A satellite is placed between the Earth and the Moon, along a straight line that connects their centers of mass. The satellite has an orbital period around the Earth that is the same as that of the Moon, 27.3 days. How far away from the Earth should this satellite be placed?
To determine the distance the satellite should be placed from the Earth, we need to consider the gravitational forces acting on the satellite by the Earth and the Moon.
First, let's find the orbital radius of the Moon. We know that the Moon completes one orbit around the Earth in 27.3 days.
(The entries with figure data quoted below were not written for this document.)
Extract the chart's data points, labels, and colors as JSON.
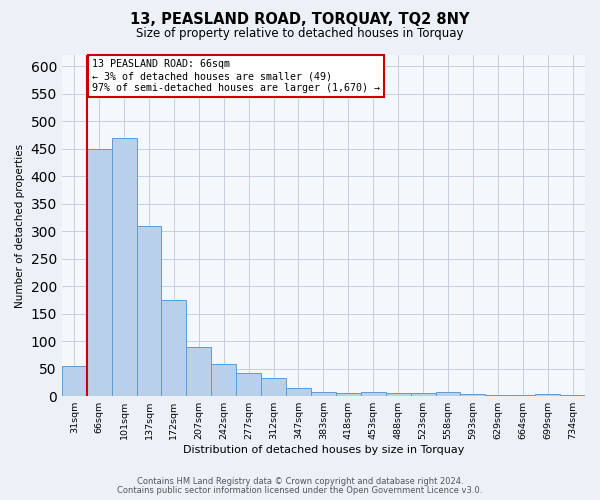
{
  "title": "13, PEASLAND ROAD, TORQUAY, TQ2 8NY",
  "subtitle": "Size of property relative to detached houses in Torquay",
  "xlabel": "Distribution of detached houses by size in Torquay",
  "ylabel": "Number of detached properties",
  "bar_labels": [
    "31sqm",
    "66sqm",
    "101sqm",
    "137sqm",
    "172sqm",
    "207sqm",
    "242sqm",
    "277sqm",
    "312sqm",
    "347sqm",
    "383sqm",
    "418sqm",
    "453sqm",
    "488sqm",
    "523sqm",
    "558sqm",
    "593sqm",
    "629sqm",
    "664sqm",
    "699sqm",
    "734sqm"
  ],
  "bar_values": [
    55,
    450,
    470,
    310,
    175,
    90,
    58,
    42,
    32,
    15,
    8,
    5,
    8,
    5,
    5,
    8,
    3,
    2,
    2,
    3,
    2
  ],
  "bar_color": "#b8d0ea",
  "bar_edgecolor": "#5b9bd5",
  "highlight_color": "#cc0000",
  "annotation_line1": "13 PEASLAND ROAD: 66sqm",
  "annotation_line2": "← 3% of detached houses are smaller (49)",
  "annotation_line3": "97% of semi-detached houses are larger (1,670) →",
  "annotation_box_color": "#ffffff",
  "annotation_box_edgecolor": "#cc0000",
  "ylim": [
    0,
    620
  ],
  "yticks": [
    0,
    50,
    100,
    150,
    200,
    250,
    300,
    350,
    400,
    450,
    500,
    550,
    600
  ],
  "footer1": "Contains HM Land Registry data © Crown copyright and database right 2024.",
  "footer2": "Contains public sector information licensed under the Open Government Licence v3.0.",
  "bg_color": "#ecf1f8",
  "plot_bg_color": "#f4f7fc",
  "grid_color": "#c5cfe0"
}
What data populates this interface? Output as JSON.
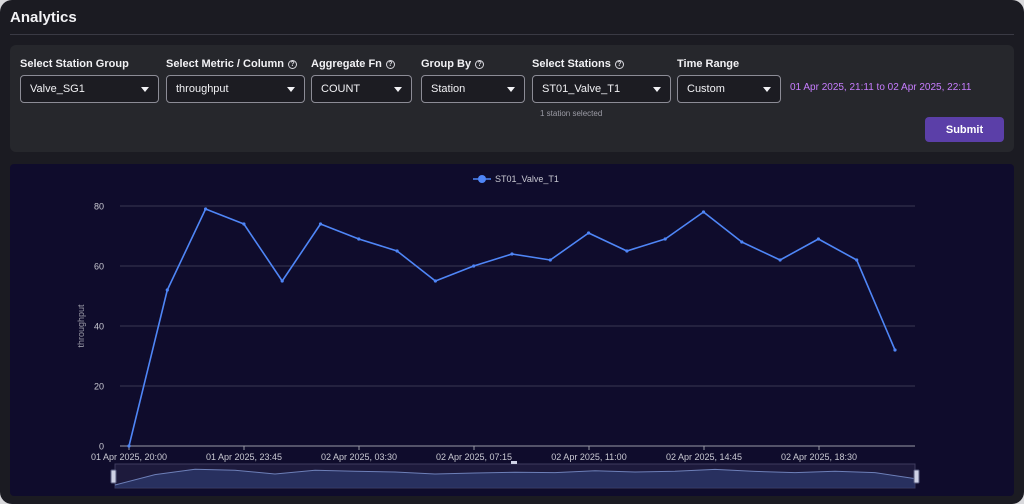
{
  "page": {
    "title": "Analytics"
  },
  "filters": {
    "station_group": {
      "label": "Select Station Group",
      "value": "Valve_SG1"
    },
    "metric": {
      "label": "Select Metric / Column",
      "value": "throughput"
    },
    "aggregate": {
      "label": "Aggregate Fn",
      "value": "COUNT"
    },
    "group_by": {
      "label": "Group By",
      "value": "Station"
    },
    "stations": {
      "label": "Select Stations",
      "value": "ST01_Valve_T1",
      "hint": "1 station selected"
    },
    "time_range": {
      "label": "Time Range",
      "value": "Custom",
      "range_text": "01 Apr 2025, 21:11 to 02 Apr 2025, 22:11"
    },
    "submit_label": "Submit",
    "help_glyph": "?"
  },
  "colors": {
    "line": "#4f86f7",
    "accent": "#5b3fa8",
    "range_text": "#c77dff"
  },
  "chart_data": {
    "type": "line",
    "ylabel": "throughput",
    "xlabel": "",
    "ylim": [
      0,
      80
    ],
    "y_ticks": [
      0,
      20,
      40,
      60,
      80
    ],
    "x_tick_labels": [
      "01 Apr 2025, 20:00",
      "01 Apr 2025, 23:45",
      "02 Apr 2025, 03:30",
      "02 Apr 2025, 07:15",
      "02 Apr 2025, 11:00",
      "02 Apr 2025, 14:45",
      "02 Apr 2025, 18:30"
    ],
    "legend": "top-center",
    "grid": true,
    "series": [
      {
        "name": "ST01_Valve_T1",
        "values": [
          0,
          52,
          79,
          74,
          55,
          74,
          69,
          65,
          55,
          60,
          64,
          62,
          71,
          65,
          69,
          78,
          68,
          62,
          69,
          62,
          32
        ]
      }
    ]
  }
}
The period of an orbit, T, is related to the radius of the orbit, R, by the equation:
T^2 ∝ R^3
So, if the orbital period of the Moon is 27.3 days (or 27.3 * 24 * 60 * 60 seconds), then we can calculate the orbital radius of the Moon. Let's call it R_moon.
Now, using the same equation, we can find the required orbital radius for our satellite by equating the periods:
T_moon^2 = T_satellite^2
R_moon^3 = R_satellite^3
Since we know the value of R_moon and want to find R_satellite, we can rearrange the equation:
R_satellite = R_moon * (T_satellite / T_moon)^(2/3)
Substituting the known values, we have:
R_satellite = R_moon * (27.3 days / 27.3 days)^(2/3)
Simplifying, we get:
R_satellite = R_moon
Hence, the satellite should be placed at the same distance as the Moon from the Earth.